When bred to a strain expressing Cre recombinase in the mesonephric duct and its' developmental derivatives (see Stock No. 004692 for example), this mutant mouse strain may be useful in studies of kidney development.
A targeting vector was designed to insert loxP sites on both sides of exon 3 of the targeted gene, as well as insert an frt-flanked PGK-neo cassette downstream of exon 3. The donating investigator reports that this construct was microinjected into 129X1/SvJ-derived AV3 embryonic stem (ES) cells, correctly targeted ES cells were injected into recipient blastocysts, and chimeric mice were bred with C57BL/6 mice. The resulting Wnt7bc3 mutant mice were next backcrossed to C57BL/6 mice for a few generations (and confirmed to still harbor the frt-flanked PGK-neo cassette downstream of exon 3) prior to arrival at The Jackson Laboratory. Upon arrival, these mice were bred to C57BL/6J inbred mice (Stock No. 000664) to establish the colony. It was then determined that these mice are on a mixed C57BL/6J and 129X1/SvJ genetic background.
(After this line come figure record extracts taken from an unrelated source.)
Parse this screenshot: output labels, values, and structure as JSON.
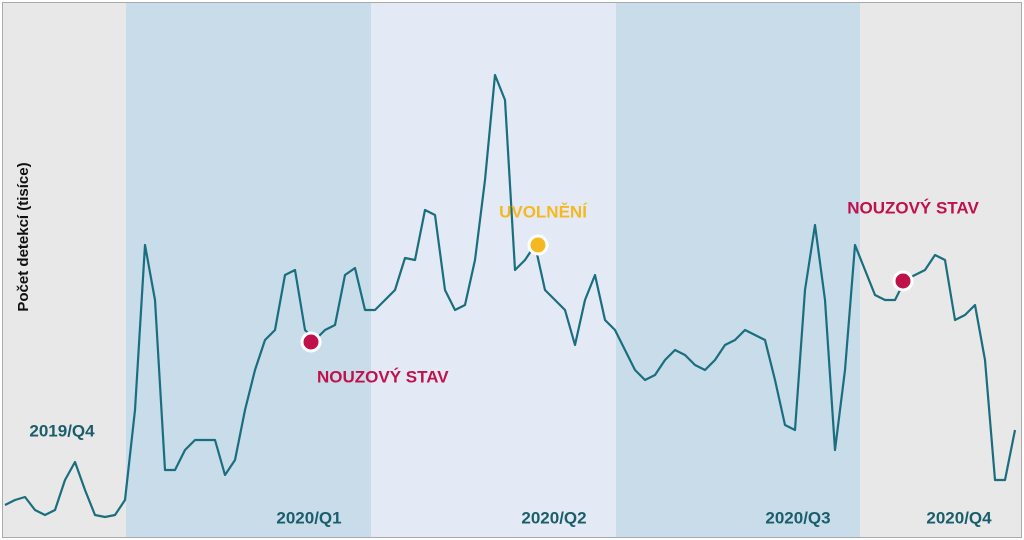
{
  "chart_data": {
    "type": "line",
    "y_label": "Počet detekcí (tisíce)",
    "xlim": [
      0,
      101
    ],
    "ylim": [
      0,
      100
    ],
    "series": [
      {
        "name": "Počet detekcí",
        "color": "#1a6e7e",
        "values": [
          5,
          6,
          6.6,
          4,
          3,
          4,
          10,
          13.6,
          8,
          3,
          2.6,
          3,
          6,
          24,
          57,
          46,
          12,
          12,
          16,
          18,
          18,
          18,
          11,
          14,
          24,
          32,
          38,
          40,
          51,
          52,
          40,
          38,
          40,
          41,
          51,
          52.4,
          44,
          44,
          46,
          48,
          54.4,
          54,
          64,
          63,
          48,
          44,
          45,
          54,
          70,
          91,
          86,
          52,
          54,
          57,
          48,
          46,
          44,
          37,
          46,
          51,
          42,
          40,
          36,
          32,
          30,
          31,
          34,
          36,
          35,
          33,
          32,
          34,
          37,
          38,
          40,
          39,
          38,
          30,
          21,
          20,
          48,
          61,
          46,
          16,
          32,
          57,
          52,
          47,
          46,
          46,
          50,
          51,
          52,
          55,
          54,
          42,
          43,
          45,
          34,
          10,
          10,
          20
        ]
      }
    ],
    "periods": [
      {
        "label": "2019/Q4",
        "start": 0,
        "end": 12.1,
        "color": "#e8e8e8"
      },
      {
        "label": "2020/Q1",
        "start": 12.1,
        "end": 36.6,
        "color": "#c9dcea"
      },
      {
        "label": "2020/Q2",
        "start": 36.6,
        "end": 61.1,
        "color": "#e3eaf5"
      },
      {
        "label": "2020/Q3",
        "start": 61.1,
        "end": 85.5,
        "color": "#c9dcea"
      },
      {
        "label": "2020/Q4",
        "start": 85.5,
        "end": 101.3,
        "color": "#e8e8e8"
      }
    ],
    "annotations": [
      {
        "label": "NOUZOVÝ STAV",
        "x": 30.6,
        "y": 37.6,
        "color": "#c0114b",
        "label_position": "below"
      },
      {
        "label": "UVOLNĚNÍ",
        "x": 53.3,
        "y": 57,
        "color": "#f5b820",
        "label_position": "above"
      },
      {
        "label": "NOUZOVÝ STAV",
        "x": 89.8,
        "y": 49.8,
        "color": "#c0114b",
        "label_position": "above-left"
      }
    ]
  }
}
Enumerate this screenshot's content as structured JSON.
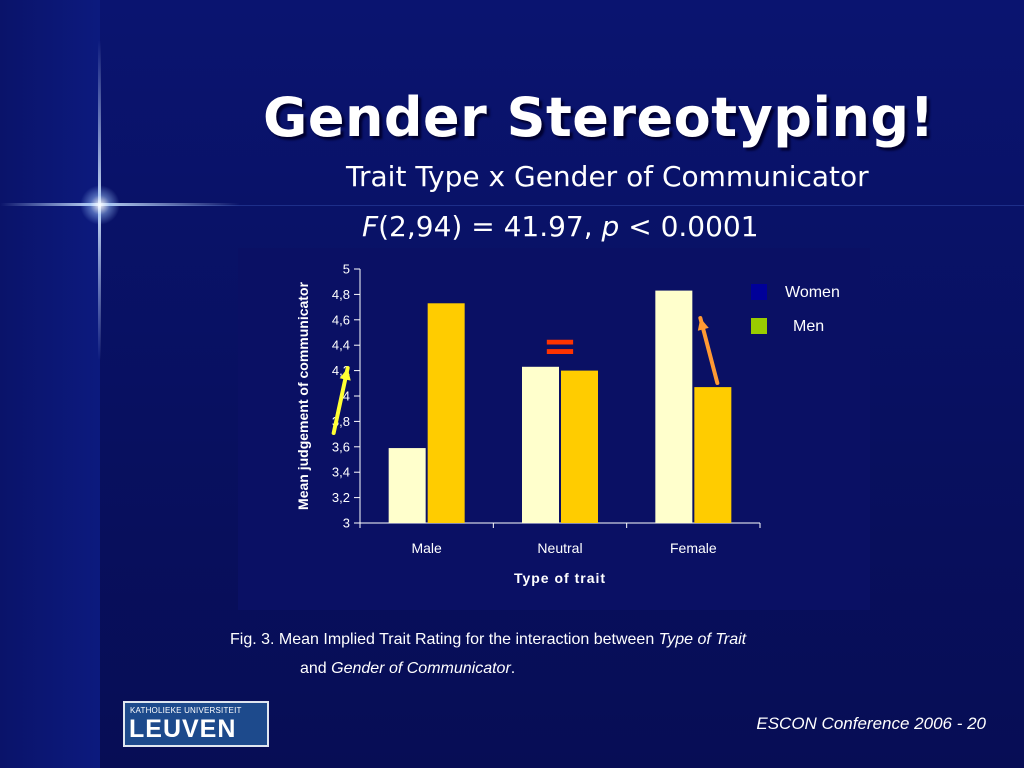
{
  "slide": {
    "title": "Gender Stereotyping!",
    "subtitle": "Trait Type x Gender of Communicator",
    "stat": {
      "f_symbol": "F",
      "f_args": "(2,94) = 41.97, ",
      "p_symbol": "p",
      "p_value": " < 0.0001"
    },
    "caption": {
      "line1_prefix": "Fig. 3.  Mean Implied Trait Rating for the interaction between ",
      "line1_italic": "Type of Trait",
      "line2_prefix": "and ",
      "line2_italic": "Gender of Communicator",
      "line2_suffix": "."
    },
    "logo": {
      "university": "KATHOLIEKE UNIVERSITEIT",
      "city": "LEUVEN"
    },
    "footer": "ESCON Conference 2006 - 20"
  },
  "chart_data": {
    "type": "bar",
    "categories": [
      "Male",
      "Neutral",
      "Female"
    ],
    "series": [
      {
        "name": "Women",
        "values": [
          3.59,
          4.23,
          4.83
        ],
        "color": "#ffffcc"
      },
      {
        "name": "Men",
        "values": [
          4.73,
          4.2,
          4.07
        ],
        "color": "#ffcc00"
      }
    ],
    "xlabel": "Type of trait",
    "ylabel": "Mean judgement of communicator",
    "ylim": [
      3,
      5
    ],
    "yticks": [
      "3",
      "3,2",
      "3,4",
      "3,6",
      "3,8",
      "4",
      "4,2",
      "4,4",
      "4,6",
      "4,8",
      "5"
    ],
    "legend_colors": [
      "#000099",
      "#99cc00"
    ],
    "legend_position": "top-right",
    "grid": false,
    "annotations": [
      {
        "kind": "arrow",
        "category": "Male",
        "color": "#ffff33",
        "direction": "up"
      },
      {
        "kind": "equals",
        "category": "Neutral",
        "symbol": "=",
        "color": "#ff3300"
      },
      {
        "kind": "arrow",
        "category": "Female",
        "color": "#ff9933",
        "direction": "up"
      }
    ]
  }
}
|Allele Name||targeted mutation 2, Andrew P McMahon|
|Allele Type||Targeted (Conditional ready (e.g. floxed), No functional change)|
|Gene Symbol and Name||Wnt7b, wingless-type MMTV integration site family, member 7B|
|Strain of Origin||129X1/SvJ|
|Molecular Note||Exon 3 was floxed and an frt flanked PGK-neo cassette was inserted downstream of exon 3.|
|Mutations Made By|| |
Andrew McMahon, University of Southern California
When maintaining a live colony, these mice can be bred as homozygotes.
When using the B6;129X1-Wnt7btm2Amc/J mouse strain in a publication, please cite the originating article(s) and include JAX stock #008467 in your Materials and Methods section.